Simply providing the platform extends the credit union’s presence within the community in a similar way that a local community restaurant may choose to cater a political event for free, or a radio station sponsorship of a live concert, or bookstore market signings for local authors. The big difference is that this now happens in virtual communities where participation is open and highly convenient. Credit unions should take this into consideration as they look for innovative ways to leverage the internet in their website strategy and design.

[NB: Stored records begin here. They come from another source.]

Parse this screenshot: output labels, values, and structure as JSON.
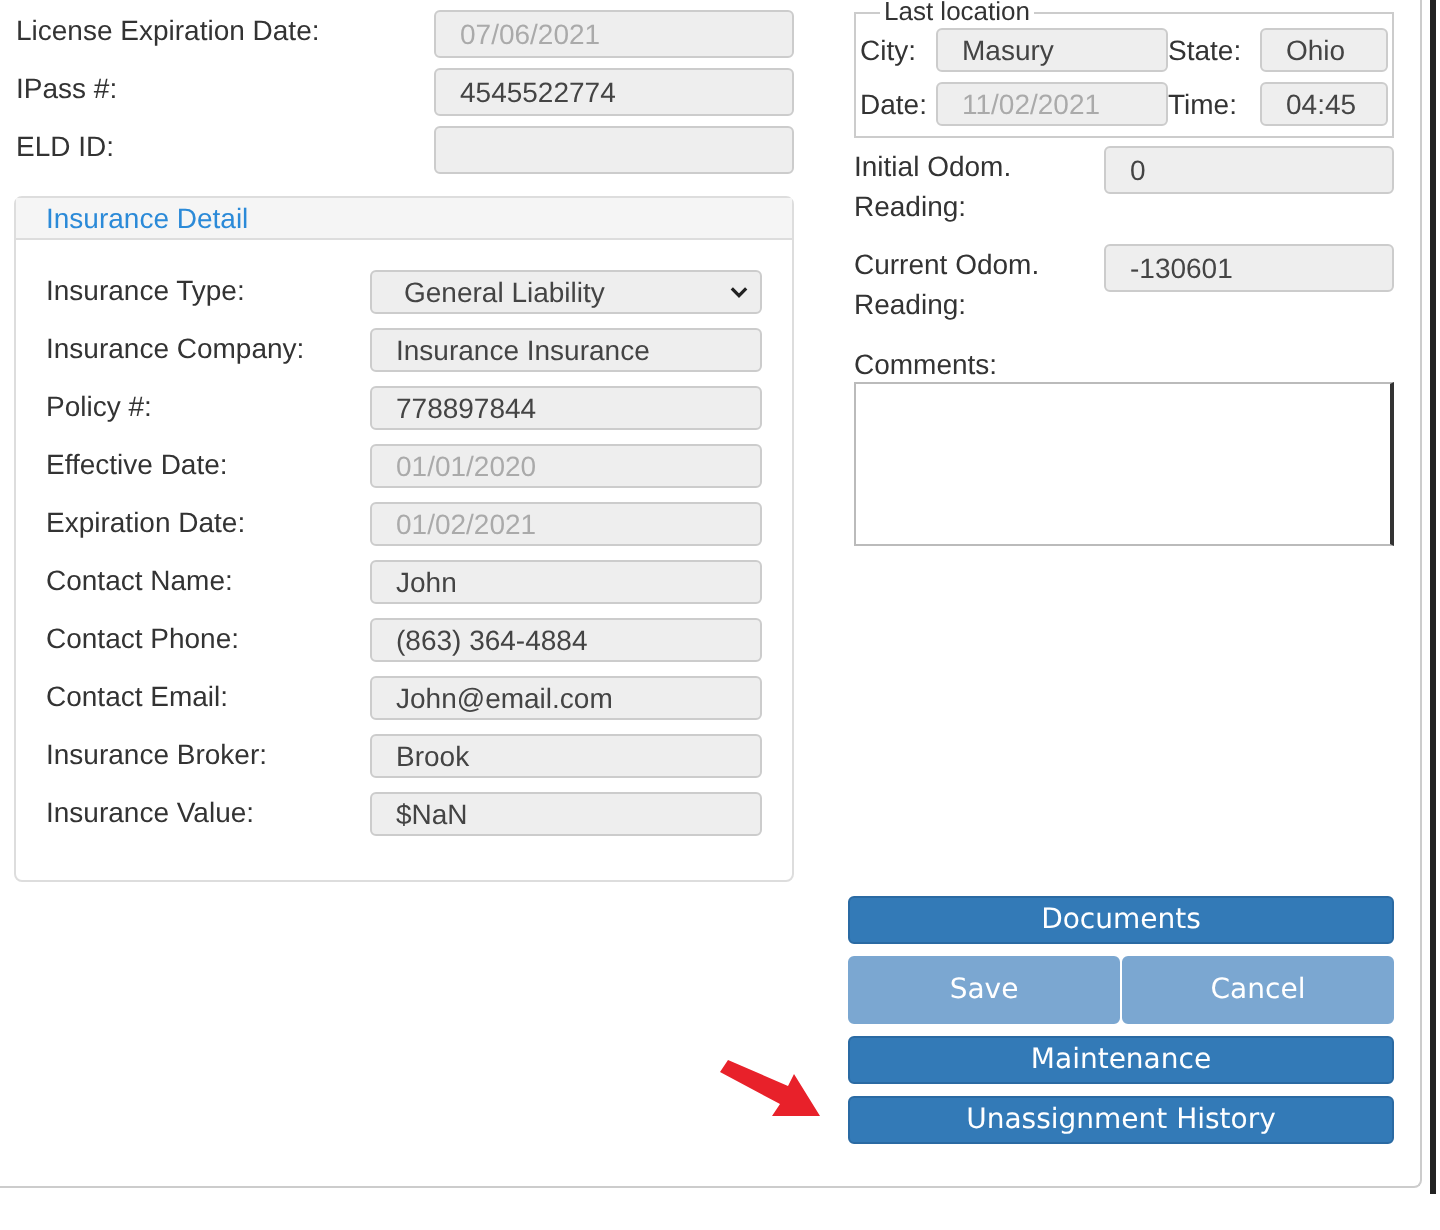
{
  "top_fields": [
    {
      "label": "License Expiration Date:",
      "value": "07/06/2021",
      "disabled": true
    },
    {
      "label": "IPass #:",
      "value": "4545522774",
      "disabled": false
    },
    {
      "label": "ELD ID:"
    }
  ],
  "insurance": {
    "title": "Insurance Detail",
    "fields": [
      {
        "label": "Insurance Type:",
        "value": "General Liability",
        "kind": "select",
        "disabled": false
      },
      {
        "label": "Insurance Company:",
        "value": "Insurance Insurance",
        "kind": "text",
        "disabled": false
      },
      {
        "label": "Policy #:",
        "value": "778897844",
        "kind": "text",
        "disabled": false
      },
      {
        "label": "Effective Date:",
        "value": "01/01/2020",
        "kind": "text",
        "disabled": true
      },
      {
        "label": "Expiration Date:",
        "value": "01/02/2021",
        "kind": "text",
        "disabled": true
      },
      {
        "label": "Contact Name:",
        "value": "John",
        "kind": "text",
        "disabled": false
      },
      {
        "label": "Contact Phone:",
        "value": "(863) 364-4884",
        "kind": "text",
        "disabled": false
      },
      {
        "label": "Contact Email:",
        "value": "John@email.com",
        "kind": "text",
        "disabled": false
      },
      {
        "label": "Insurance Broker:",
        "value": "Brook",
        "kind": "text",
        "disabled": false
      },
      {
        "label": "Insurance Value:",
        "value": "$NaN",
        "kind": "text",
        "disabled": false
      }
    ]
  },
  "last_location": {
    "legend": "Last location",
    "rows": [
      [
        {
          "label": "City:",
          "value": "Masury",
          "disabled": false
        },
        {
          "label": "State:",
          "value": "Ohio",
          "disabled": false
        }
      ],
      [
        {
          "label": "Date:",
          "value": "11/02/2021",
          "disabled": true
        },
        {
          "label": "Time:",
          "value": "04:45",
          "disabled": false
        }
      ]
    ]
  },
  "odometer": [
    {
      "label": "Initial Odom. Reading:",
      "value": "0"
    },
    {
      "label": "Current Odom. Reading:",
      "value": "-130601"
    }
  ],
  "comments": {
    "label": "Comments:"
  },
  "button_rows": [
    {
      "buttons": [
        {
          "label": "Documents",
          "disabled": false
        }
      ]
    },
    {
      "buttons": [
        {
          "label": "Save",
          "disabled": true
        },
        {
          "label": "Cancel",
          "disabled": true
        }
      ]
    },
    {
      "buttons": [
        {
          "label": "Maintenance",
          "disabled": false
        }
      ]
    },
    {
      "buttons": [
        {
          "label": "Unassignment History",
          "disabled": false
        }
      ]
    }
  ]
}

Join Callahan & Associates and credit union peers for an interactive webinar exploring credit union website design strategy. Among the speakers and topics addressed we will hear from William Azaroff, Interactive Marketing & Channel Manager for Vancity Credit Union, about their experiences in launching an online "Web 2.0" community where members and perspective members can communicate about issues and events important in their local community. Learn more




March 19, 2007


  • Agree! Websites help level the playing field and there is a lot of untapped potential for reaching memberships and creating bonds through a well thought and member-focused website.
  • I agree Scott. We''ve been running ChangeEverything.ca since July 2006, we have 1,000 registered users and over 2,000 user-generated comments and posts and have not had to remove a single one. If what you are doing is honest and genuine, there is little to fear. Having said that, we did invest in a community moderator to help grow the community, so there has to be some investment into human resources to make a community work, and not everyone can afford that expense.
    William Azaroff
  • A good point about people using the platform to complain about the CU. The issue you raise is a common concern among organizations that consider participating in social web 2.0 platforms. eg. "Will the community use this against me?"
    I would argue that the opposite might be true in practice and that organizations will generally be praised by the participants for the vision and support of the community channel. Also, in a truly active online community this kind of backlash tends to be the exception and not the rule. When it does occur self-policing of discussion tends to win out. Still, credit unions may be wise to maintain the right to remove commentary that is defamatory or rude in nature.
    Keep in mind that if the platform is about the community, and not about the credit union, I think the focus of the vast majority of conversations & posts will not be about the credit union. The bigger challenge really is to connect with an audience to make the platform even relevant (before worrying about what happens after success). It will be interesting to hear from Vancity Credit Union''s experience with ChangeEverything.ca since I''m sure they have experience and thougths in this area. CU Blogs would also face the same potential challenge.
    So, another question might be: Does the potential downside outweigh the potential opportunity?
    Scott Patterson
  • This is all very true but the reality is that smaller credit unions don''t have the resources to manage the ramifications of web 2.0 social web applications. While opening up the website to allow member and non-members to communicate sounds like an admirable thing to do it presents a major challenge for the credit union becuase they would have to assign their already stretched thin resources to monitoring the activity on these platforms. People love to complain and what these applications would turn into is a place to bash the cu. This could hurt the cu''s brand more than help.